Les rides lui bouffant la totalité du visage, elle n'attend plus que la mort vienne pas à pas la chercher.

-Ma mère... demande une bonne sœur qui vient souvent la consulter, comment vous sentez-vous ce jour d'Hui ?

La jeune fille semble encore bien jeune et si innocente.

-Je ne vais pas mieux qu'hier et je doute de voir demain ma fille... répond-t-elle faiblement

-Souhaitez-vous que je fasse venir un prêtre ?

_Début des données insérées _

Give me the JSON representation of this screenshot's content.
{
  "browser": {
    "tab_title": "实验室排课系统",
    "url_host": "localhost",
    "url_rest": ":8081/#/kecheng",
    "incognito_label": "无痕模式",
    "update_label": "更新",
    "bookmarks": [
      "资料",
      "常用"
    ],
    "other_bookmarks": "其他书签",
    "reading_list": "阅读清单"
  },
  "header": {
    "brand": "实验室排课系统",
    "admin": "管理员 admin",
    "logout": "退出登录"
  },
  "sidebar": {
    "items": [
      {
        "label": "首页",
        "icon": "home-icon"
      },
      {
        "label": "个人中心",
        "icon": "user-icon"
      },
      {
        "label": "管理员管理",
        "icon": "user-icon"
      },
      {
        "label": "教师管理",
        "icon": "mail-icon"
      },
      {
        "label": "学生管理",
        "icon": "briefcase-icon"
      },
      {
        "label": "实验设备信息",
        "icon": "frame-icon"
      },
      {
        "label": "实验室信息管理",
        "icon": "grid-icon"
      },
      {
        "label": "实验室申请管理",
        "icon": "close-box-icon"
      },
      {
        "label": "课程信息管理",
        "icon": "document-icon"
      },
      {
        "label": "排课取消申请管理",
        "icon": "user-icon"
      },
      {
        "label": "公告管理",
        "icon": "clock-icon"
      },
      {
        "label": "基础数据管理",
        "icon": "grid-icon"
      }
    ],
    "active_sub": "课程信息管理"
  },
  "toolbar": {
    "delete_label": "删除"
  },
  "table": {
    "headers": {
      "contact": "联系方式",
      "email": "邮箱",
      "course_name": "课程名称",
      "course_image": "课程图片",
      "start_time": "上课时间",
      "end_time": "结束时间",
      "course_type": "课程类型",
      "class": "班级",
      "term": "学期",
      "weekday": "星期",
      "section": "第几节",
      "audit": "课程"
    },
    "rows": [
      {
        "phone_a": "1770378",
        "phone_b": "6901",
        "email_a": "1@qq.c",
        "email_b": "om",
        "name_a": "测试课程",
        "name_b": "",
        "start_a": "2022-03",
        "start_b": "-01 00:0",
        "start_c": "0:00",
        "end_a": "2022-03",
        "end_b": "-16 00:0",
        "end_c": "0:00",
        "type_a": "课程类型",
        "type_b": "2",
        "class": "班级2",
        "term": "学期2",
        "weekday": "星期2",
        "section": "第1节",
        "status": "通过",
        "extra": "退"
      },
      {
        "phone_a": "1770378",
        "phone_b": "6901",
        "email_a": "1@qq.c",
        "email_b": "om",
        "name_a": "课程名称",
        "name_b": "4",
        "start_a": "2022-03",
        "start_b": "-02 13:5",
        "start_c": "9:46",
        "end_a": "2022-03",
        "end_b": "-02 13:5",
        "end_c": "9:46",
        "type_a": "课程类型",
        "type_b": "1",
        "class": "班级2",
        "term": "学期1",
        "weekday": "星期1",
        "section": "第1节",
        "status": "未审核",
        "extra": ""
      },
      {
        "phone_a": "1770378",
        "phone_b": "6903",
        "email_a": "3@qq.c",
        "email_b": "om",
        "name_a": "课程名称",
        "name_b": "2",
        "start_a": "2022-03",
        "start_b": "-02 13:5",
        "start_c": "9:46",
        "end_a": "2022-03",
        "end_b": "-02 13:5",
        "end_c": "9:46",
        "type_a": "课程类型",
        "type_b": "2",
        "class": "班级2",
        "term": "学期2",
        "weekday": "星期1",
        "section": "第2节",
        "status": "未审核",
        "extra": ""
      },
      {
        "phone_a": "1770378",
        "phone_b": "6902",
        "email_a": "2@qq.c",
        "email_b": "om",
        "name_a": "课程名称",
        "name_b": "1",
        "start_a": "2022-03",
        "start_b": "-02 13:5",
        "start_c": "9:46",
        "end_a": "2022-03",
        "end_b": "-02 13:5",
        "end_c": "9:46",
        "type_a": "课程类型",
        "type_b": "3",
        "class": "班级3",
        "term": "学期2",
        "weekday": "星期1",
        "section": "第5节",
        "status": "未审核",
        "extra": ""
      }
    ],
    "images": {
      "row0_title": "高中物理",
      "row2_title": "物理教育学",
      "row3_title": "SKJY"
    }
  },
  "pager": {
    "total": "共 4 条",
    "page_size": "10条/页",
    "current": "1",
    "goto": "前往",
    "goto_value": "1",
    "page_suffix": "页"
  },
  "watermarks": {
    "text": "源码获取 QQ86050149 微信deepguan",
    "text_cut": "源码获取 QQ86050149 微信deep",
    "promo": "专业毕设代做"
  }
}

-Non, ne vous donnez pas cette peine.

La bonne sœur aussi nommée Margaux se relève de son tabouret s'apprêtant ainsi à quitter la pièce. Elle n'est ni belle ni laide, ni gentille ni méchante, elle est comme n'importe quelle autre bonne sœur. Pourtant, la mère du couvent, celle qui repose tranquillement dans le lit, l'a choisi pour prendre soin d'elle. Pourquoi ? Seule elle sait.

-Revenez ma fille ! susurre alors la future défunte

Margaux revient sans répliquer et attend.

-Je vous apprécies ma fille et je vous ai toujours bien aimé... commence-t-elle

-Comme toutes les autres ,mère, votre amour nous est si cher.

-Non, surtout vous Margaux. Je me souviens de votre arrivée, vous me rappeliez ma sœur, comme elle me manque. Si vous saviez comme tous me manquent.

La mère se tourne vers la jeune fille dont elle effleure la joue du bout du doigt.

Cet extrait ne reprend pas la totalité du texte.